Sur le chemin de retour mon regard est attiré par de petites baskets bleues, si jolies. Elles sont en vitrine d'un petit magasin qui les décline dans une vingtaine de couleurs. Ce trop grand choix rend la décision difficile : quelle couleur choisir ? Du bleu roi, bleu foncé au beige. Du reste le beige est en promotion… Quelques heures plus tôt j’étais confrontée à une décision, à un dilemme d’une toute autre gravité. Vous m'avez comprise et me pardonnez : ce questionnement futile m'aide à atterrir. Cette futilité est salvatrice, elle a de réelles vertus thérapeutiques : elle calme l'âme bouleversée. J'oublie mes émotions. Cette heure perdue à essayer des baskets, à hésiter entre les couleurs, m'a lavé la tête. Je retrouve ainsi une sérénité qui permet d’oublier l’épisode du matin au cours duquel, en une fraction de seconde, la maladie aurait voulu ressurgir sans  pitié.
 
Elle a l'air très gentille cette patiente.  Un mois plus tard je travaille à l’hôpital ce samedi d'astreinte. Nous accueillons en urgence madame M. Elle présente depuis quelques jours des vertiges et des maux de têtes. Son médecin lui prescrit du paracétamol qui ne la soulage pas. À la suite d’une chute, un scanner révèle la présence de métastases cérébrales. L’intervention chirurgicale doit permettre de diminuer la pression dans sa tête. Je vais bientôt l'endormir. Je dissimule ma peine. Son cancer est récent, la maladie est cruelle et frappe sans discrimination.

  • Vous ferez attention, on n'a pas le droit de piquer mon bras droit…

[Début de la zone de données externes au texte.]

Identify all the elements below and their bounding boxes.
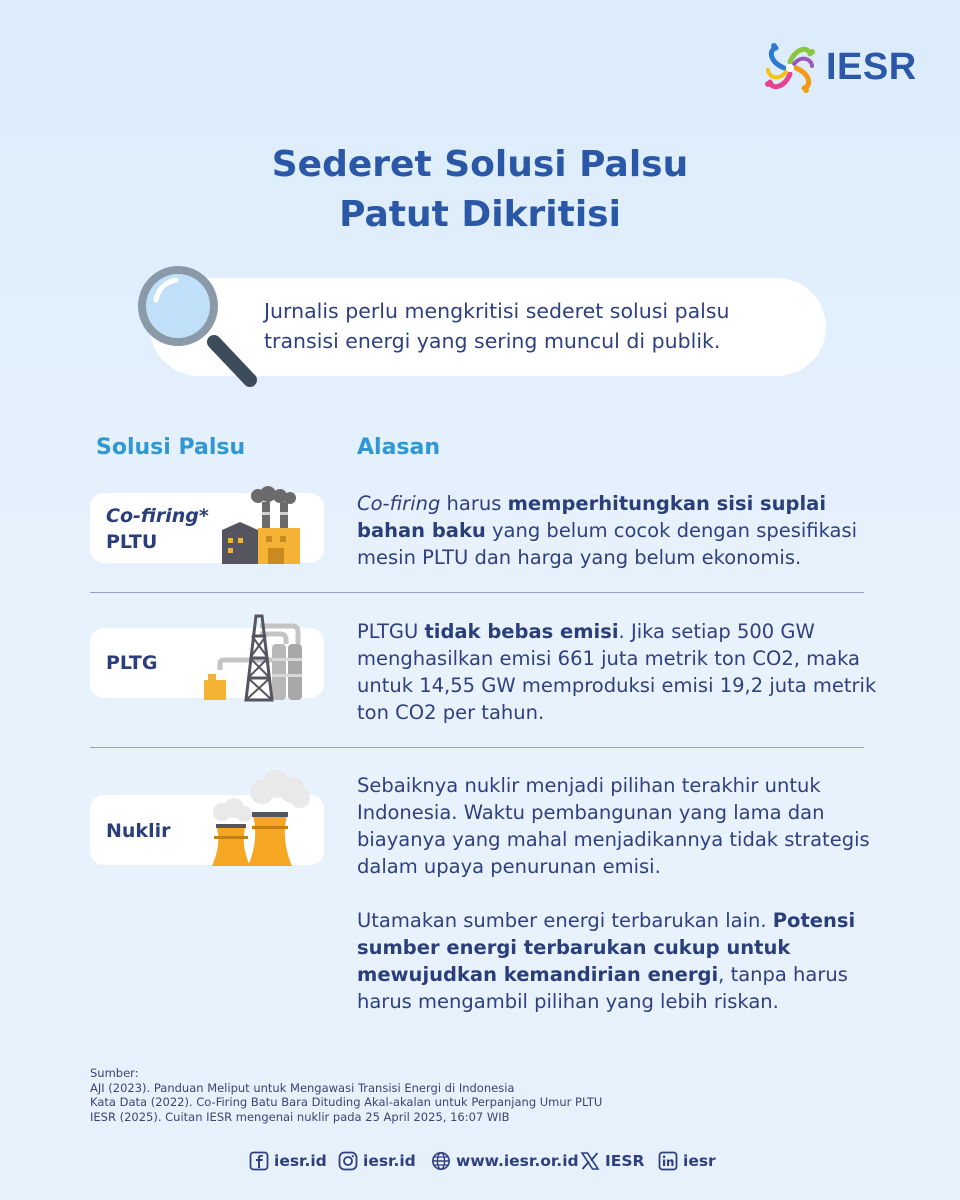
factory-icon [218, 486, 304, 564]
intro-text [264, 296, 804, 356]
divider [90, 747, 864, 748]
intro-line-2: transisi energi yang sering muncul di publik. [264, 329, 721, 353]
footer-socials [0, 1146, 960, 1176]
source-item: Kata Data (2022). Co-Firing Batu Bara Dituding Akal-akalan untuk Perpanjang Umur PLTU [90, 1095, 603, 1109]
reason-pltg-text-b: . Jika setiap 500 GW menghasilkan emisi 661 juta metrik ton CO2, maka untuk 14,55 GW memproduksi emisi 19,2 juta metrik ton CO2 per tahun. [357, 620, 877, 724]
solution-label-pltg: PLTG [106, 652, 158, 674]
page-title [0, 140, 960, 240]
reason-pltg [357, 618, 877, 726]
column-heading-false-solutions: Solusi Palsu [96, 435, 246, 460]
title-line-2: Patut Dikritisi [339, 194, 621, 235]
source-item: IESR (2025). Cuitan IESR mengenai nuklir pada 25 April 2025, 16:07 WIB [90, 1109, 510, 1124]
sources [90, 1066, 870, 1124]
facebook-link[interactable] [249, 1146, 327, 1176]
cooling-tower-icon [208, 770, 312, 868]
facebook-handle: iesr.id [274, 1152, 327, 1170]
website-link[interactable] [431, 1146, 579, 1176]
gas-plant-icon [200, 614, 312, 702]
instagram-handle: iesr.id [363, 1152, 416, 1170]
reason-nuklir-text-b: , tanpa harus harus mengambil pilihan yang lebih riskan. [357, 963, 848, 1013]
x-link[interactable] [580, 1146, 644, 1176]
magnifier-icon [132, 260, 266, 394]
reason-cofiring-emphasis: memperhitungkan sisi suplai bahan baku [357, 492, 827, 542]
reason-nuklir-text-a: Utamakan sumber energi terbarukan lain. [357, 909, 773, 932]
sources-heading: Sumber: [90, 1066, 139, 1080]
solution-label-main: PLTU [106, 531, 158, 553]
solution-label-cofiring [106, 503, 209, 555]
solution-label-italic: Co-firing* [106, 505, 209, 527]
reason-nuklir-emphasis: Potensi sumber energi terbarukan cukup untuk mewujudkan kemandirian energi [357, 909, 856, 986]
reason-cofiring [357, 490, 877, 571]
website-url: www.iesr.or.id [456, 1152, 579, 1170]
reason-nuklir-paragraph-2 [357, 907, 877, 1015]
x-handle: IESR [605, 1152, 645, 1170]
instagram-link[interactable] [338, 1146, 416, 1176]
reason-nuklir [357, 772, 877, 1015]
intro-line-1: Jurnalis perlu mengkritisi sederet solusi palsu [264, 299, 730, 323]
solution-label-nuklir: Nuklir [106, 820, 171, 842]
source-item: AJI (2023). Panduan Meliput untuk Mengawasi Transisi Energi di Indonesia [90, 1080, 515, 1095]
instagram-icon [338, 1151, 358, 1171]
linkedin-icon [658, 1151, 678, 1171]
reason-cofiring-text-b: yang belum cocok dengan spesifikasi mesin PLTU dan harga yang belum ekonomis. [357, 519, 858, 569]
reason-pltg-emphasis: tidak bebas emisi [424, 620, 619, 643]
iesr-logo-text: IESR [826, 46, 917, 88]
divider [90, 592, 864, 593]
reason-cofiring-term: Co-firing [357, 492, 441, 515]
title-line-1: Sederet Solusi Palsu [271, 144, 689, 185]
linkedin-handle: iesr [683, 1152, 716, 1170]
reason-pltg-text-a: PLTGU [357, 620, 425, 643]
linkedin-link[interactable] [658, 1146, 716, 1176]
x-icon [580, 1151, 600, 1171]
facebook-icon [249, 1151, 269, 1171]
column-heading-reasons: Alasan [357, 435, 441, 460]
globe-icon [431, 1151, 451, 1171]
reason-cofiring-text-a: harus [440, 492, 508, 515]
reason-nuklir-paragraph-1: Sebaiknya nuklir menjadi pilihan terakhir untuk Indonesia. Waktu pembangunan yang lama dan biayanya yang mahal menjadikannya tidak strategis dalam upaya penurunan emisi. [357, 774, 870, 878]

Je m'entends lui répondre : « oui, je sais. On ne placera pas le tensiomètre à ce bras. »
Je ressens toujours le même sentiment quand je veille sur des patientes atteintes d'un cancer du sein. J'admire le courage de ces malades et suis attentive à la confiance qu’ils nous témoignent. Même si cette confrontation m’est personnellement délicate, je préserve ma position professionnelle. Cela n’empêche pas l’empathie, la compassion, une certaine forme de solidarité.

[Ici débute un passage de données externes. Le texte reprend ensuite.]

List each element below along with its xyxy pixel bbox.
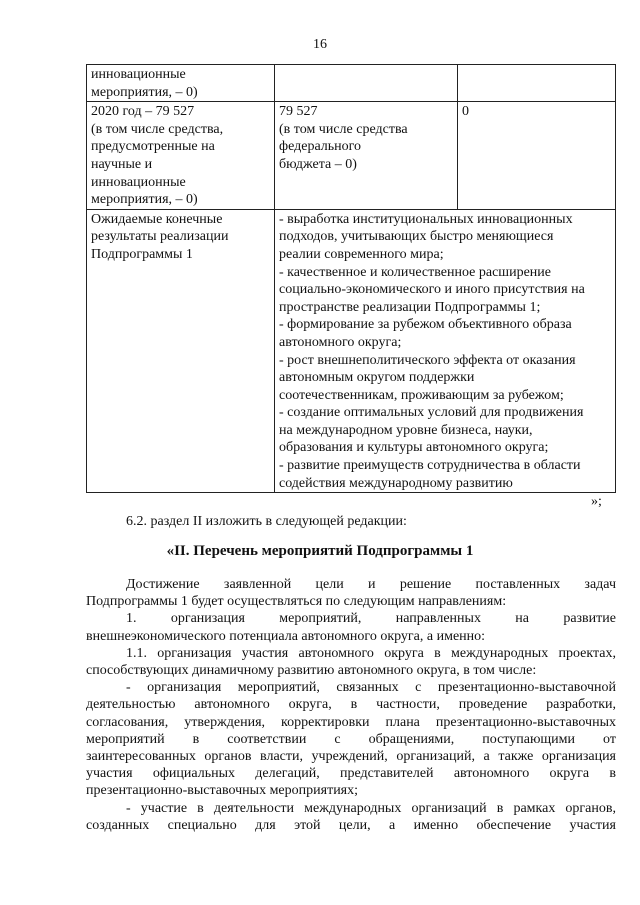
result-line: на международном уровне бизнеса, науки, <box>279 422 533 438</box>
text-line: внешнеэкономического потенциала автономного округа, а именно: <box>86 628 486 644</box>
cell-line: 2020 год – 79 527 <box>91 104 195 120</box>
result-line: автономным округом поддержки <box>279 370 475 386</box>
result-line: - рост внешнеполитического эффекта от оказания <box>279 352 576 368</box>
table-row <box>87 209 616 493</box>
section-heading: «II. Перечень мероприятий Подпрограммы 1 <box>166 543 474 559</box>
table-cell <box>87 65 275 102</box>
table-cell <box>87 209 275 493</box>
table-cell <box>87 102 275 210</box>
text-line: Достижение заявленной цели и решение поставленных задач <box>126 577 616 592</box>
result-line: - выработка институциональных инновационных <box>279 211 573 227</box>
paragraph <box>86 576 616 610</box>
cell-line: мероприятия, – 0) <box>91 84 198 100</box>
result-line: содействия международному развитию <box>279 475 513 491</box>
result-line: реалии современного мира; <box>279 246 444 262</box>
result-line: соотечественникам, проживающим за рубежом; <box>279 387 564 403</box>
text-line: Подпрограммы 1 будет осуществляться по следующим направлениям: <box>86 594 507 610</box>
text-line: презентационно-выставочных мероприятиях; <box>86 783 359 799</box>
section-intro: 6.2. раздел II изложить в следующей редакции: <box>126 514 407 529</box>
paragraph <box>86 679 616 799</box>
table-row <box>87 102 616 210</box>
text-line: 1. организация мероприятий, направленных на развитие <box>126 611 616 627</box>
text-line: мероприятий в соответствии с обращениями, поступающими от <box>86 731 616 747</box>
result-line: образования и культуры автономного округа; <box>279 440 549 456</box>
cell-line: (в том числе средства <box>279 121 408 137</box>
cell-line: 79 527 <box>279 104 318 120</box>
paragraph <box>86 610 616 644</box>
text-line: участия официальных делегаций, представителей автономного округа в <box>86 766 616 782</box>
cell-line: (в том числе средства, <box>91 121 224 137</box>
result-line: автономного округа; <box>279 334 402 350</box>
body-text <box>86 576 616 834</box>
text-line: - участие в деятельности международных организаций в рамках органов, <box>126 800 616 816</box>
cell-line: научные и <box>91 156 153 172</box>
cell-line: бюджета – 0) <box>279 156 357 172</box>
text-line: созданных специально для этой цели, а именно обеспечение участия <box>86 817 616 833</box>
paragraph <box>86 645 616 679</box>
cell-line: Подпрограммы 1 <box>91 246 193 262</box>
cell-line: мероприятия, – 0) <box>91 192 198 208</box>
result-line: социально-экономического и иного присутствия на <box>279 282 585 298</box>
cell-line: инновационные <box>91 174 186 190</box>
table-cell <box>458 65 616 102</box>
result-line: - формирование за рубежом объективного образа <box>279 317 572 333</box>
cell-line: инновационные <box>91 67 186 82</box>
table-cell <box>458 102 616 210</box>
page-number: 16 <box>313 37 327 52</box>
cell-line: федерального <box>279 139 362 155</box>
paragraph <box>86 800 616 834</box>
table-row <box>87 65 616 102</box>
text-line: 1.1. организация участия автономного округа в международных проектах, <box>126 645 616 661</box>
cell-line: предусмотренные на <box>91 139 215 155</box>
cell-line: Ожидаемые конечные <box>91 211 223 227</box>
result-line: подходов, учитывающих быстро меняющиеся <box>279 229 554 245</box>
text-line: - организация мероприятий, связанных с презентационно-выставочной <box>126 680 616 696</box>
closing-quote: »; <box>591 494 602 509</box>
expected-results-cell <box>275 209 616 493</box>
cell-line: 0 <box>462 104 469 120</box>
text-line: деятельностью автономного округа, в частности, проведение разработки, <box>86 697 616 713</box>
program-passport-table <box>86 64 616 493</box>
text-line: способствующих динамичному развитию автономного округа, в том числе: <box>86 663 537 679</box>
result-line: - качественное и количественное расширение <box>279 264 551 280</box>
text-line: заинтересованных органов власти, учреждений, организаций, а также организация <box>86 749 616 765</box>
text-line: согласования, утверждения, корректировки плана презентационно-выставочных <box>86 714 616 730</box>
table-cell <box>275 102 458 210</box>
table-cell <box>275 65 458 102</box>
result-line: пространстве реализации Подпрограммы 1; <box>279 299 541 315</box>
cell-line: результаты реализации <box>91 229 229 245</box>
result-line: - развитие преимуществ сотрудничества в области <box>279 458 581 474</box>
result-line: - создание оптимальных условий для продвижения <box>279 405 584 421</box>
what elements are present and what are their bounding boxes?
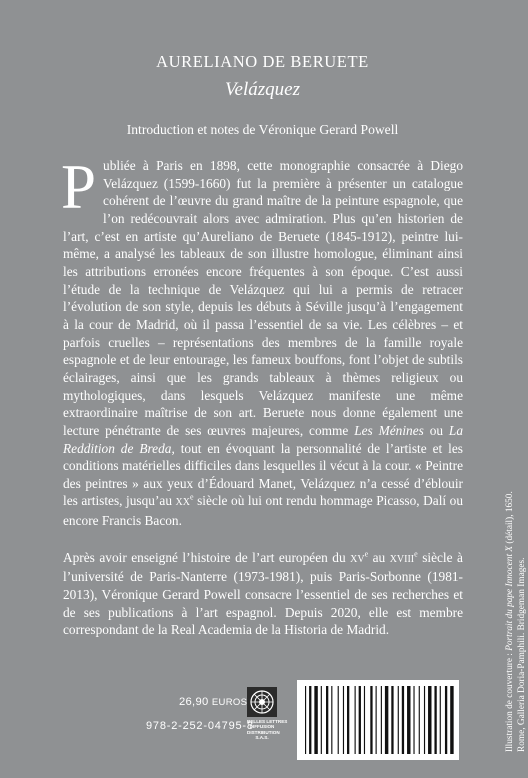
publisher-line: BELLES LETTRES bbox=[247, 719, 288, 724]
image-credit-line-1 bbox=[504, 332, 516, 752]
barcode bbox=[297, 680, 459, 760]
bio-text: Après avoir enseigné l’histoire de l’art européen du bbox=[63, 549, 351, 565]
ordinal-suffix: e bbox=[190, 493, 194, 503]
century-numeral: XVIII bbox=[389, 553, 415, 565]
bio-text: siècle à l’université de Paris-Nanterre (1973-1981), puis Paris-Sorbonne (1981-2013), Véronique Gerard Powell consacre l’essentiel de ses recherches et de ses publications à l’art espagnol. Depuis 2020, elle est membre correspondant de la Real Academia de la Historia de Madrid. bbox=[63, 549, 463, 638]
work-title: La Reddition de Breda bbox=[63, 422, 464, 456]
drop-cap: P bbox=[61, 152, 97, 222]
publisher-logo bbox=[247, 687, 288, 757]
blurb bbox=[61, 152, 464, 639]
work-title: Les Ménines bbox=[354, 422, 424, 438]
price-value: 26,90 bbox=[179, 696, 209, 708]
isbn: 978-2-252-04795-8 bbox=[146, 720, 254, 732]
century-numeral: XX bbox=[175, 497, 190, 509]
editor-credit: Introduction et notes de Véronique Gerard Powell bbox=[126, 122, 399, 137]
book-title: Velázquez bbox=[225, 79, 300, 100]
century-numeral: XV bbox=[350, 553, 365, 565]
author-name: AURELIANO DE BERUETE bbox=[156, 52, 369, 71]
blurb-paragraph-2 bbox=[63, 549, 463, 639]
publisher-name bbox=[247, 719, 288, 741]
image-credit-line-2: Rome, Galleria Doria-Pamphili. Bridgeman Images. bbox=[517, 557, 527, 752]
ordinal-suffix: e bbox=[364, 549, 369, 559]
blurb-text: ou bbox=[423, 422, 449, 438]
price bbox=[179, 696, 247, 708]
blurb-paragraph-1 bbox=[61, 152, 464, 530]
barcode-bars bbox=[297, 680, 459, 760]
publisher-line: DIFFUSION bbox=[249, 724, 275, 730]
publisher-line: S.A.S. bbox=[255, 735, 269, 741]
ordinal-suffix: e bbox=[414, 549, 418, 559]
credit-prefix: Illustration de couverture : bbox=[505, 650, 515, 752]
image-credit bbox=[504, 332, 528, 752]
credit-work-title: Portrait du pape Innocent X bbox=[505, 545, 515, 651]
blurb-text: ubliée à Paris en 1898, cette monographie consacrée à Diego Velázquez (1599-1660) fut la première à présenter un catalogue cohérent de l’œuvre du grand maître de la peinture espagnole, que l’on redécouvrait alors avec admiration. Plus qu’en historien de l’art, c’est en artiste qu’Aureliano de Beruete (1845-1912), peintre lui-même, a analysé les tableaux de son illustre homologue, éliminant ainsi les attributions erronées encore fréquentes à son époque. C’est aussi l’étude de la technique de Velázquez qui lui a permis de retracer l’évolution de son style, depuis les débuts à Séville jusqu’à l’engagement à la cour de Madrid, où il passa l’essentiel de sa vie. Les célèbres – et parfois cruelles – représentations des membres de la famille royale espagnole et de leur entourage, les fameux bouffons, font l’objet de subtils éclairages, ainsi que les grands tableaux à thèmes religieux ou mythologiques, dans lesquels Velázquez manifeste une même extraordinaire maîtrise de son art. Beruete nous donne également une lecture pénétrante de ses œuvres majeures, comme bbox=[63, 158, 463, 438]
price-currency: EUROS bbox=[211, 697, 248, 708]
credit-suffix: (détail), 1650. bbox=[505, 491, 515, 546]
blurb-text: siècle où lui ont rendu hommage Picasso, Dalí ou encore Francis Bacon. bbox=[63, 493, 463, 529]
publisher-logo-icon bbox=[247, 687, 277, 717]
publisher-line: DISTRIBUTION bbox=[247, 729, 280, 735]
blurb-text: , tout en évoquant la personnalité de l’artiste et les conditions matérielles difficiles dans lesquelles il vécut à la cour. « Peintre des peintres » aux yeux d’Édouard Manet, Velázquez n’a cessé d’éblouir les artistes, jusqu’au bbox=[63, 440, 463, 509]
bio-text: au bbox=[368, 549, 390, 565]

En côtoyant la maladie que vivent les autres j’ai conscience de la chance d'aller bien. La maladie m'a frappée et s'est éloignée. Pourtant demeure l’incertitude, la perspective de la prochaine visite de contrôle… La maladie fait irruption de manière violente dans la vie des gens : insidieuse,  parfois explosive, envahissant tout sur son passage. Je ne parviens pas à trouver le moindre sens à ce désastre. Pour ce qui me concerne je me suis efforcée de trouver un espace d’ouverture et de liberté à travers l’écriture, la création artistique, la peinture, la broderie. Chacun tente l’aventure avec ses propres moyens. Oublier la maladie. Prendre ses distances.
Il faut une forme d’héroïsme pour affronter l’instant présent et oser se projeter dans un avenir fait de tant d’inquiétudes et d’impondérables, de peurs aussi. Il en faut de la résolution pour accepter des traitements agressifs, parfois mutilants qui laissent leurs traces indélébiles. Il en faut de la dignité pour résister au regard compassionnel, pour préserver un souci de soi alors que la tentation serait parfois de renoncer tant les circonstances peuvent paraître insurmontables. Il en faut de l’imagination pour parer de couleurs roses le temps de l’automne, pour enchanter ce moment consacré au cancer du cancer, pour le vivre dans l’espoir comme un appel à la vie.